In the book, Oti also argues that Sandler’s celebrated dramatic characters, in films such as Punch-Drunk Love (2002) or Funny People (2009), can be “understood as dark, sorrowful, realistic versions of his usual figures.” In the former, directed by Paul Thomas Anderson, Sandler plays a perpetually nervous character who falls in love while struggling to make his way through a hostile world. Some have come to interpret it as an indie version of Superman, but Anderson, director of titles such as Magnolia and Licorice Pizza, has always maintained that he wanted to make “an Adam Sandler arthouse film.”
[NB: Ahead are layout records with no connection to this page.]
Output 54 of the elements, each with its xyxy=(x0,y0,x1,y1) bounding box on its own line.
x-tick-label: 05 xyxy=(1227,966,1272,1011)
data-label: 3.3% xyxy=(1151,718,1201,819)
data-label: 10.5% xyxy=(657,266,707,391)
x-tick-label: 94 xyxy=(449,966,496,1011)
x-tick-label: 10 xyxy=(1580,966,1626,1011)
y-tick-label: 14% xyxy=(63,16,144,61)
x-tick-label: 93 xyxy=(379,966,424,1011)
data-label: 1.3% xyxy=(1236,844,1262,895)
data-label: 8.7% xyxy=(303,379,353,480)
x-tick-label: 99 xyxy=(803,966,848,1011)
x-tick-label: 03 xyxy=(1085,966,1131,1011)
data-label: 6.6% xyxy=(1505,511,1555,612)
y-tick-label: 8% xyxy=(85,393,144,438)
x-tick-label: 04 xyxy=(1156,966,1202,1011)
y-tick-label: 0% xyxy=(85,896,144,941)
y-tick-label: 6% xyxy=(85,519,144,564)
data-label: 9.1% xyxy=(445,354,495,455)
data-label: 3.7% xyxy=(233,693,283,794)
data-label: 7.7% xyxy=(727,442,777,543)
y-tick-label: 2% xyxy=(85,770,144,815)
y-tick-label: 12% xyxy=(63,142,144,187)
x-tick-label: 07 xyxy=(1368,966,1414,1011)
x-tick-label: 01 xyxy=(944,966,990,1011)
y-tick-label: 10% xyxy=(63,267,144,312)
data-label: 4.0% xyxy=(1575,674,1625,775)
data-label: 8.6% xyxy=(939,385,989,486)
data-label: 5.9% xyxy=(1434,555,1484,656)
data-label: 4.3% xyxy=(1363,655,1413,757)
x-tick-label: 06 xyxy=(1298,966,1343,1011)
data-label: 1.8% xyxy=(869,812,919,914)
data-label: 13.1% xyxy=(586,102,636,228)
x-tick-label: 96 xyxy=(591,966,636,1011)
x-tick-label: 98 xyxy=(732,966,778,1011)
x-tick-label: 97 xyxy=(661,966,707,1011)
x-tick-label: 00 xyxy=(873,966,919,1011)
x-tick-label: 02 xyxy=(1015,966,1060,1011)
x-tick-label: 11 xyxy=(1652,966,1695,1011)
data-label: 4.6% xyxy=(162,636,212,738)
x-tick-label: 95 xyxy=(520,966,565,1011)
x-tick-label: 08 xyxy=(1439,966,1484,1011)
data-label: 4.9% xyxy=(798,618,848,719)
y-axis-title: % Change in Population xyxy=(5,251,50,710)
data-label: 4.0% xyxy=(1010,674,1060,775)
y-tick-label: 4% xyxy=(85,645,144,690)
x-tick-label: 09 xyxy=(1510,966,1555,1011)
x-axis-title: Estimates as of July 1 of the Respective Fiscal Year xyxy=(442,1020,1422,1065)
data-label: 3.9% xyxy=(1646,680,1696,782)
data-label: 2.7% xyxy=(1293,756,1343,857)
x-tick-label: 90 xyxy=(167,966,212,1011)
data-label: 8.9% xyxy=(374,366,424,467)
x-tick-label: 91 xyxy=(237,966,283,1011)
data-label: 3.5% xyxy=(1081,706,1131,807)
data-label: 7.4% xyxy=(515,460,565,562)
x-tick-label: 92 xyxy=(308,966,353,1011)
“There is just one Adam Saldner, who both sublimates his desire for success and cannot stop expressing the human side of it,” Roberto Alcover Oti tells ICON, referring to how the archetype varies in different films. In the book, he wonders whether the actor’s critical and public acceptance is due to his characters’ being self-destructives, rather than effortlessly achieving success. “Perhaps we feel closer to those fragile, loser archetypes, or perhaps we find it hard to project ourselves onto someone who turns their defects into virtues in order to succeed, since we don’t always achieve that,” he reflects.

In his acceptance speech for the Independent Spirit Award in 2020, Adam Sandler thanked critics for the effort to “pretend” not to hate him “for five minutes.” And he claimed independent film as “a big part” of his filmography, “from my first film, a fearless look into the American education system through the eyes of a privileged sociopath by the name of Billy fucking Madison to my searing exploration of American college football and its manipulation of socially-challenged athletes like Mister Bobby Bouchet [The Waterboy, 1998].” It remains to be seen whether Hustle will allow Sandler to collect new statuettes six months from now. For now, with the success of his Netflix movie, these are unfortunate times for those who can’t stand to see Sandler succeed.